Worldwide instability and unrest has resulted in an unprecedented number of displaced people seeking refuge. It is a global problem lacking a united solution. Danae Stratou’s video installation The Globalising Wall (2012) (7), based on the text by economist Yani Varoufakis, is a precursor to the most recent escalation of this issue. In one long moving image sequence, the work documents the barriers constructed across territories restricting the movement of people and goods. The recognisable landscapes of Cyprus, Kosovo, Ireland, Ethiopia, Palestine, Kashmir and Mexico flash by, showing evidence of human existence in the graffiti, rubbish and debris which decorates these unforgiving places, emphasising the importance of bearing witness.
Danae Stratou, The Globalising Wall, 2012, video installation based on text by Yanis Varoufakis, 9 min 4 sec. Courtesy of the artist.
Misadventure (2007) (9) by artist Alex Seton, highlights the division of citizen and state in response to heightened security measures implemented in Sydney during the APEC Summit in 2007. Recorded in lo-fi video format this work documents the restricted passage and altered landscape of the city. Seton’s work shows how video can connect the local and with global and how the sharing of information is key in keeping political activism alive. We may be divided yet we are all in this together.
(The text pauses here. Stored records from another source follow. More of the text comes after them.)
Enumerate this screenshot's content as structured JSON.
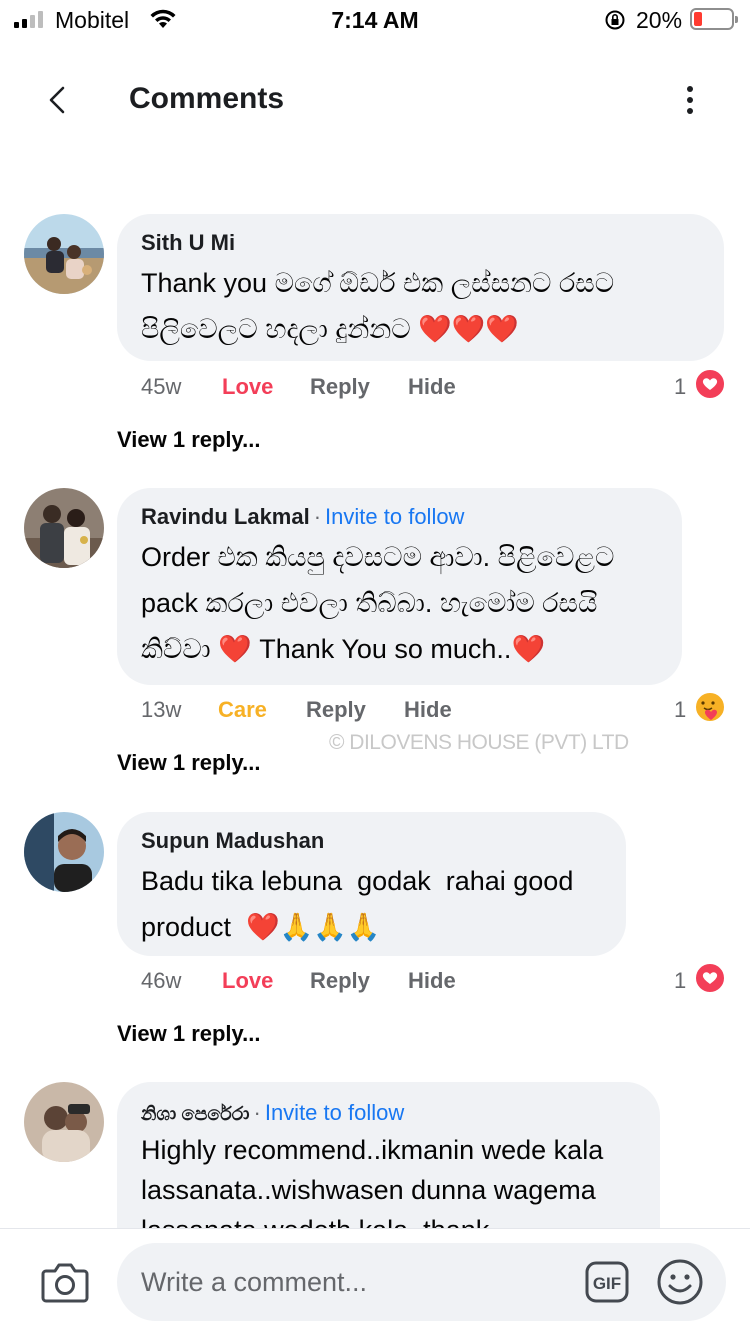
{
  "status_bar": {
    "carrier": "Mobitel",
    "time": "7:14 AM",
    "battery_percent": "20%",
    "battery_level": 0.2,
    "battery_color": "#ff3b30",
    "icons": [
      "signal-icon",
      "wifi-icon",
      "rotation-lock-icon",
      "battery-icon"
    ]
  },
  "header": {
    "title": "Comments",
    "icons": [
      "back-chevron-icon",
      "more-vertical-icon"
    ]
  },
  "comments": [
    {
      "author": "Sith U Mi",
      "invite": "",
      "text": "Thank you මගේ ඕඩර් එක ලස්සනට රසට පිලිවෙලට හදලා දුන්නට ❤️❤️❤️",
      "age": "45w",
      "reaction_label": "Love",
      "reply_label": "Reply",
      "hide_label": "Hide",
      "reaction_count": "1",
      "reaction_icon": "love-reaction-icon",
      "view_replies": "View 1 reply..."
    },
    {
      "author": "Ravindu Lakmal",
      "separator": "·",
      "invite": "Invite to follow",
      "text": "Order එක කියපු දවසටම ආවා. පිළිවෙළට pack කරලා එවලා තිබ්බා. හැමෝම රසයි කිව්වා ❤️ Thank You so much..❤️",
      "age": "13w",
      "reaction_label": "Care",
      "reply_label": "Reply",
      "hide_label": "Hide",
      "reaction_count": "1",
      "reaction_icon": "care-reaction-icon",
      "view_replies": "View 1 reply..."
    },
    {
      "author": "Supun Madushan",
      "invite": "",
      "text": "Badu tika lebuna  godak  rahai good product  ❤️🙏🙏🙏",
      "age": "46w",
      "reaction_label": "Love",
      "reply_label": "Reply",
      "hide_label": "Hide",
      "reaction_count": "1",
      "reaction_icon": "love-reaction-icon",
      "view_replies": "View 1 reply..."
    },
    {
      "author": "නිශා පෙරේරා",
      "separator": "·",
      "invite": "Invite to follow",
      "text": "Highly recommend..ikmanin wede kala lassanata..wishwasen dunna wagema lassanata wedeth kala..thank",
      "age": "",
      "reaction_label": "",
      "reply_label": "",
      "hide_label": "",
      "reaction_count": "",
      "reaction_icon": "",
      "view_replies": ""
    }
  ],
  "watermark": "© DILOVENS HOUSE (PVT) LTD",
  "composer": {
    "placeholder": "Write a comment...",
    "icons": [
      "camera-icon",
      "gif-icon",
      "emoji-icon"
    ]
  },
  "colors": {
    "love": "#f33e58",
    "care": "#f7b125",
    "link": "#1877f2",
    "bubble": "#f0f2f5"
  }
}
The major divide which exists in Australia in relation to key Indigenous issues is confronted head-on in the video trilogy Imagining Victory by Aboriginal artist Richard Bell. In Scratch an Aussie (2008) (10) Bell interrogates the inherent racism which pervades Australian society. His intension is to shock, bemuse and unsettle pre-conceived ideas around Aboriginality, the impact of colonisation and a continual lack of recognition.
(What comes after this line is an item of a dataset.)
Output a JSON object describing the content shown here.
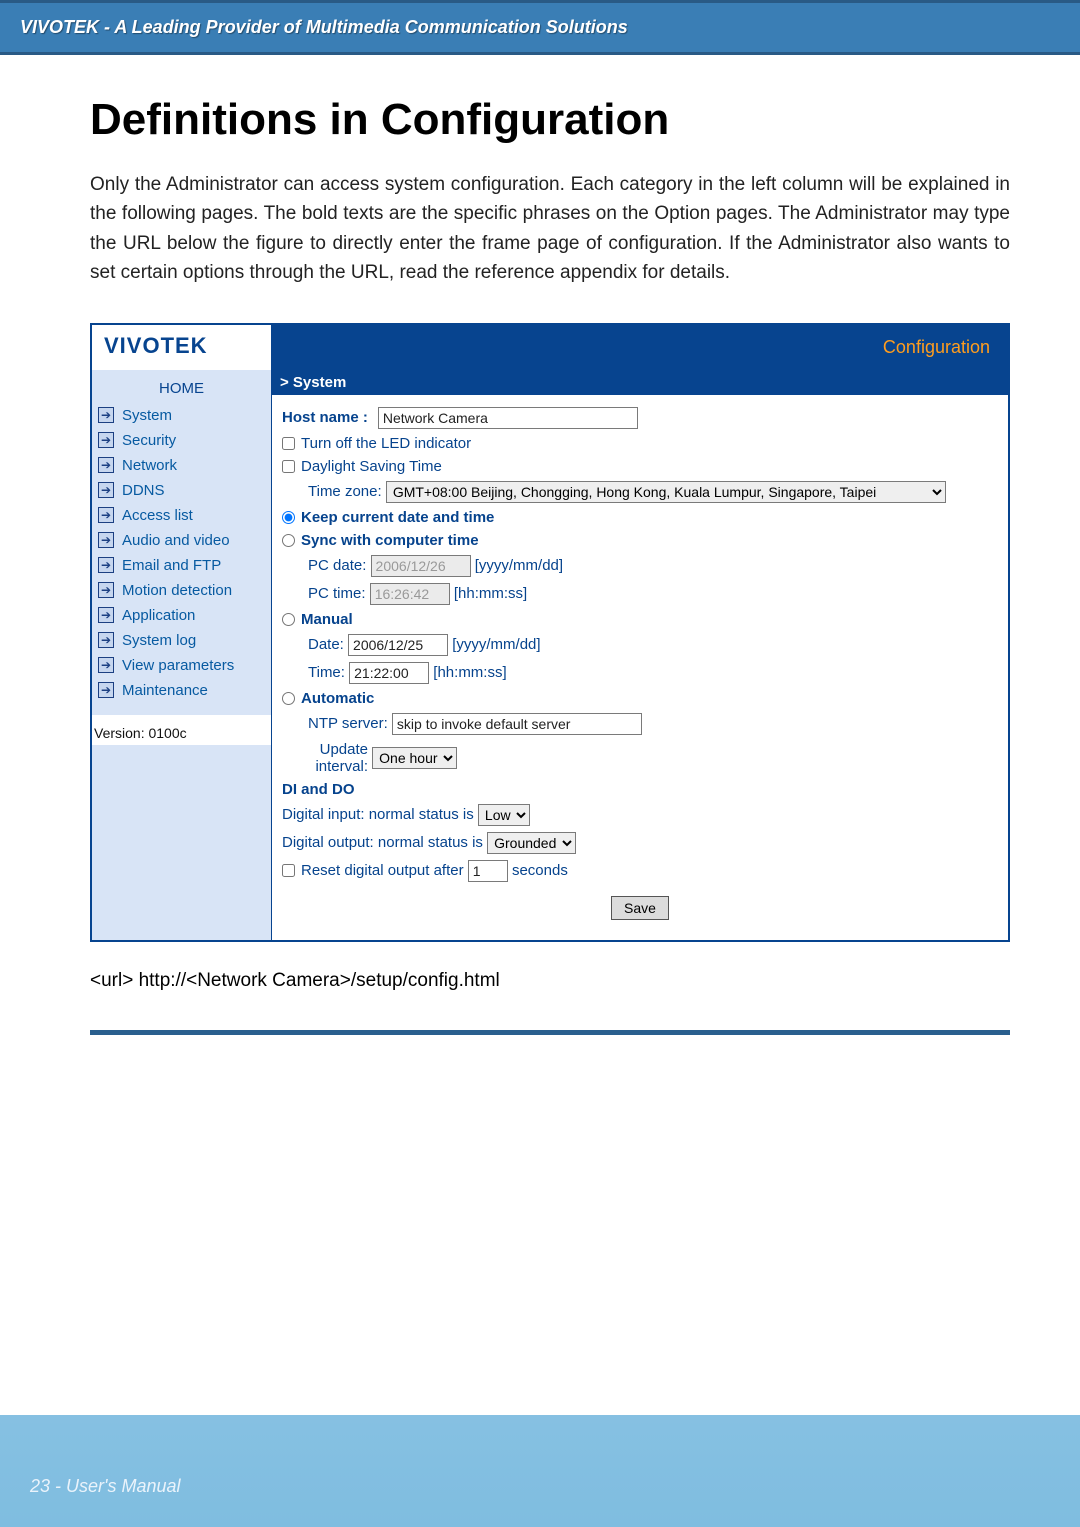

A more intimate response to cultural trauma is presented in the multi-video installation Seventy Times Seven (2011) (11) by artist Bindi Cole. Informed by her position as a young Indigenous woman, Cole presents a series of up-close portraits of Aboriginal men and women repeating the phrase ‘I forgive you’ generating a mantra for self-empowerment and collective healing. This video work responds to intergenerational trauma as well as Cole’s own lived experience:
“I was a very broken person. When I look around at my community, the Aboriginal community, I see a lot of broken people. For me to stop being disempowered by the people and events in my life, my parents and my ancestors’ lives, I had to forgive”. (12)
Seventy Times Seven responds to the power and politics of words; the path of forgiveness without forgetting, as not to repeat the past.
Personal politics reside at the forefront of contemporary art practice and for many artists video is a tool which bridges diverse concepts, approaches and ideas. The political agenda of video lies in its perception as a recorder of truth, albeit in existing and constructed realities. Through this medium the individual is asserted as an intrinsically political being, responding to issues of race, religion, gender, class, sexuality and so forth most often from a place of lived experience. Narratives expressed on screen have the ability to unite maker, subject and viewer by bringing our inner most thoughts, fears and desires to life. An extension of the artists’ voice, video channels the ancient and fundamental art of storytelling in a new and burgeoning media. We engage with it to escape our immediate reality only to be confronted by a reflection of ourselves.
Bindi Cole, Seventy Times Seven, 2011, HD video, 10 min 21 sec, courtesy of the artist.